I think I will need to spend some time going into VSCode and get used to it. I also spent a bit of time going into Copilot to see if it could help, and the answer is no at the moment. Nothing serious coming out of the AI coding assistant.

On January 13th, I finished the first two sections, precisely the section regarding the Review and What is a smart contract audit. I signed up for rekt.news and some other blogs. Going through the different GitHub repositories take time. I had also a look at some reports.

Tomorrow I will spend time on the Section 3 and hopefully Section 4. The section 3 is Your first Audit | PasswordStore. The section 4 is Puppe raffle. See you later!

January 14th

Starting the day with a tweet to thank great content creators.

Back to Solidity, my journey will have to include a Solidity course as the language evolves since inception. This video might be a good starting point. I’ll give a better opinion later. Today is focusing on the plan sketched yesterday.

A good thing about Cyfrin is that it also contains good additional content on the GitHub. Reading it while watching the videos is good.

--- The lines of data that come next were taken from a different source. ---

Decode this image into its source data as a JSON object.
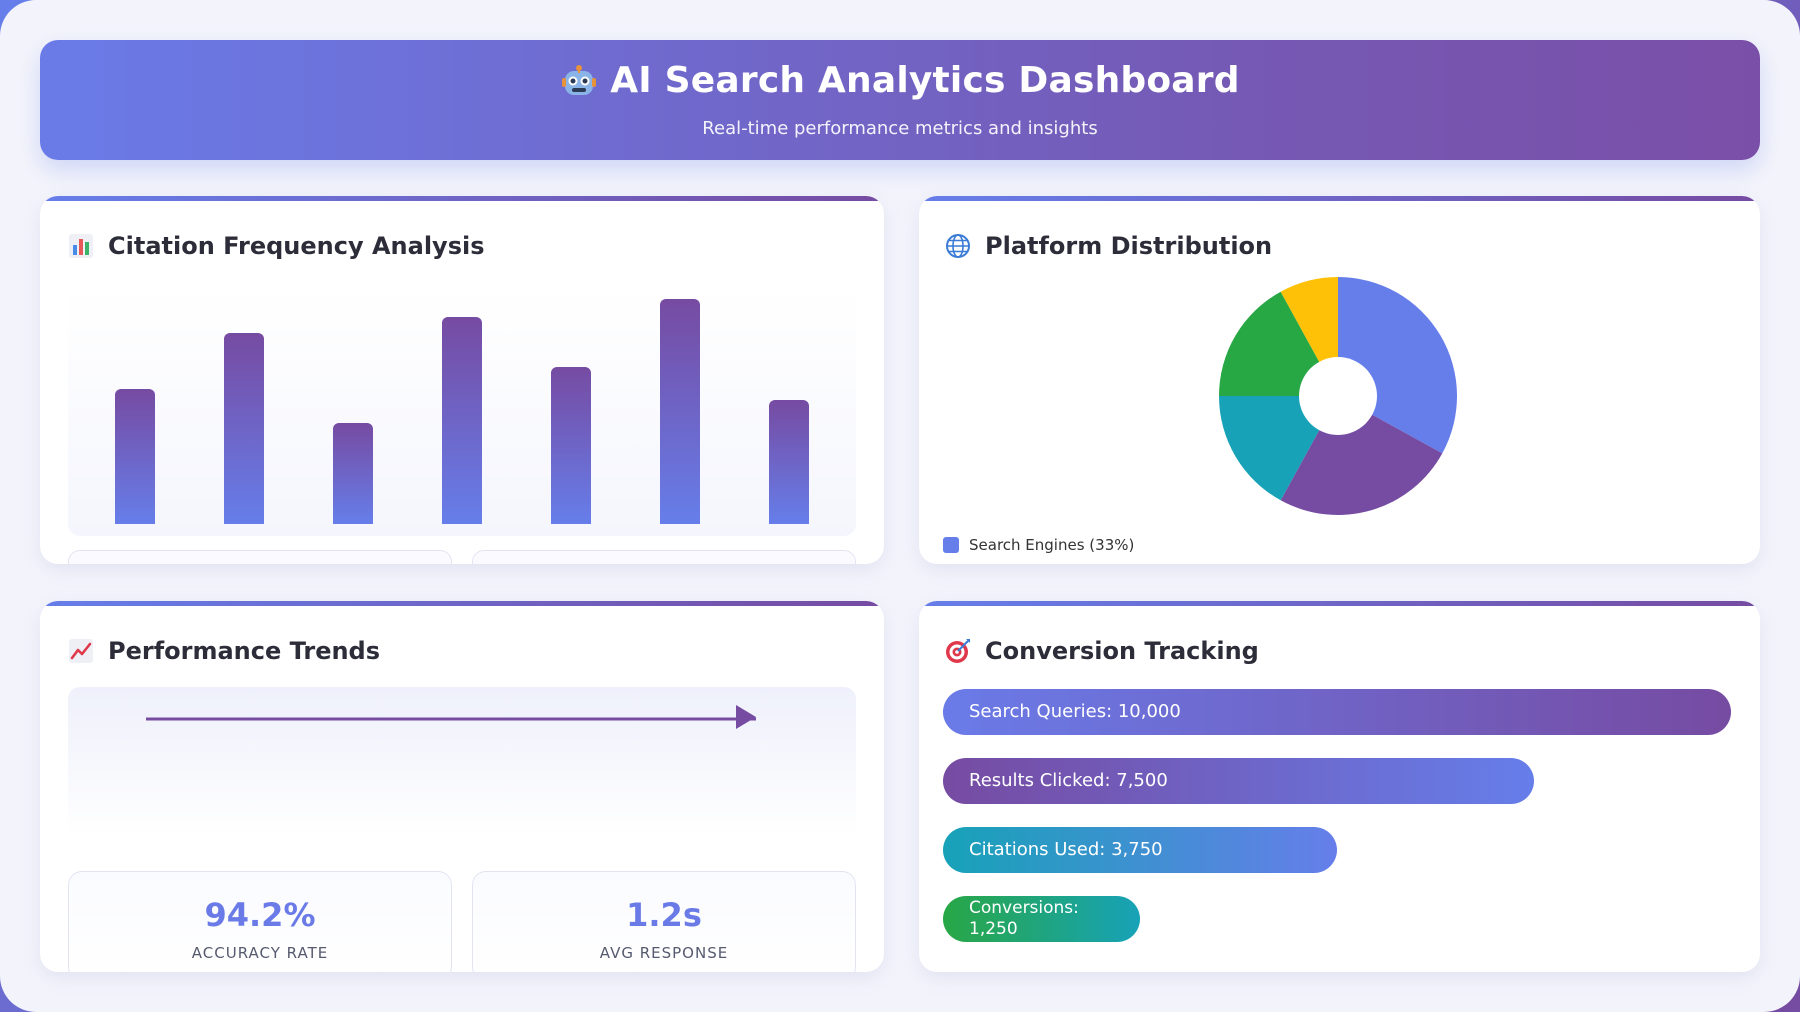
{
  "header": {
    "title": "AI Search Analytics Dashboard",
    "subtitle": "Real-time performance metrics and insights",
    "icon": "robot-icon"
  },
  "citation": {
    "title": "Citation Frequency Analysis",
    "icon": "bar-chart-icon"
  },
  "platform": {
    "title": "Platform Distribution",
    "icon": "globe-icon",
    "legend": [
      "Search Engines (33%)"
    ]
  },
  "trends": {
    "title": "Performance Trends",
    "icon": "trend-up-icon",
    "stats": [
      {
        "value": "94.2%",
        "label": "ACCURACY RATE"
      },
      {
        "value": "1.2s",
        "label": "AVG RESPONSE"
      }
    ]
  },
  "conversion": {
    "title": "Conversion Tracking",
    "icon": "target-icon",
    "steps": [
      {
        "label": "Search Queries: 10,000",
        "value": 10000
      },
      {
        "label": "Results Clicked: 7,500",
        "value": 7500
      },
      {
        "label": "Citations Used: 3,750",
        "value": 3750
      },
      {
        "label": "Conversions: 1,250",
        "value": 1250
      }
    ]
  },
  "chart_data": [
    {
      "type": "bar",
      "categories": [
        "",
        "",
        "",
        "",
        "",
        "",
        ""
      ],
      "values": [
        60,
        85,
        45,
        92,
        70,
        100,
        55
      ],
      "ylim": [
        0,
        100
      ],
      "colors": {
        "top": "#764ba2",
        "bottom": "#667eea"
      }
    },
    {
      "type": "pie",
      "slices": [
        {
          "label": "Search Engines",
          "value": 33,
          "color": "#667eea"
        },
        {
          "label": "",
          "value": 25,
          "color": "#764ba2"
        },
        {
          "label": "",
          "value": 17,
          "color": "#17a2b8"
        },
        {
          "label": "",
          "value": 17,
          "color": "#28a745"
        },
        {
          "label": "",
          "value": 8,
          "color": "#ffc107"
        }
      ],
      "legend": "bottom-left"
    },
    {
      "type": "line",
      "x": [
        0,
        1
      ],
      "values": [
        1,
        1
      ],
      "color": "#764ba2"
    }
  ]
}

The course starts with an audit of an on-chain password store, with this repo.

Scoping

Important: a team requesting a security review might only send you an Etherscan link. There is a “verified” checkbox on Etherscan. But it doesn’t mean that the code is secured. When we do a review, we want to know the health of the code. It means we want to know the degree of engineering they have given in the development process. It includes CI, CD, engineering roles, test coverage, test suite, versions of the library used and many other aspects that should not be avoided when doing proper engineering.

As a reminder, as a security reviewer, your role is also to guide the team to get good practices, and it is also your role to train them and inform them. A security review is not only reviewing the code. Your job is also to be an educator. The second video, Scoping: Etherscan is worth watching!

Worth reading is the rekt test. Spent time reading and digesting it.

In particular, this article about Axie Infinity is an interesting showcase of how smart threat actors can be.

Regarding testing, Echidna, a fast smart contract fuzzer is a good tool to be added to the stack. Even though forge already provides some fuzzing in the testing framework, the fuzzing tactics can be different from one tool to another and using more than one tools can help to find new cases. Echidna will be a tool to add to my test suites.

The onboarding/scoping process is important, a summary of good questions to ask is available here with some extensions here. Going through it is worth reading.

If you want to play with Decentralized Finance: https://www.damnvulnerabledefi.xyz/

Come after an interesting interview with The Tincho. A tool he uses is solidity-metrics from Consensys. I did not know VSCodium, good to take too. An important remark from The Tincho is that good security review comes with experiences. You remember patterns. You remember attacks that happened on other protocols. I do agree with that. Always learn. Always read code. It is how you learn. My additional remark is that spending time in Pull Requests opened by talented engineers helped me to see patterns.

Reading the description of a project can give ideas on attack vectors. When you read a code, always think “how can I break it?”, “Does it look like something I have seen in the past?”.

It is end of the afternoon, I finished the whole section 3. I did not create any repository listing the audits as suggested, I will certainly do it later. I will certainly take the same template to start listing my findings, in a private repository for bug bounties.

I will now go through some popular platforms and see the kind of skills I need to learn. Scroll is on my list as I found it on Immunefi and I feel that it is where my skills can help more.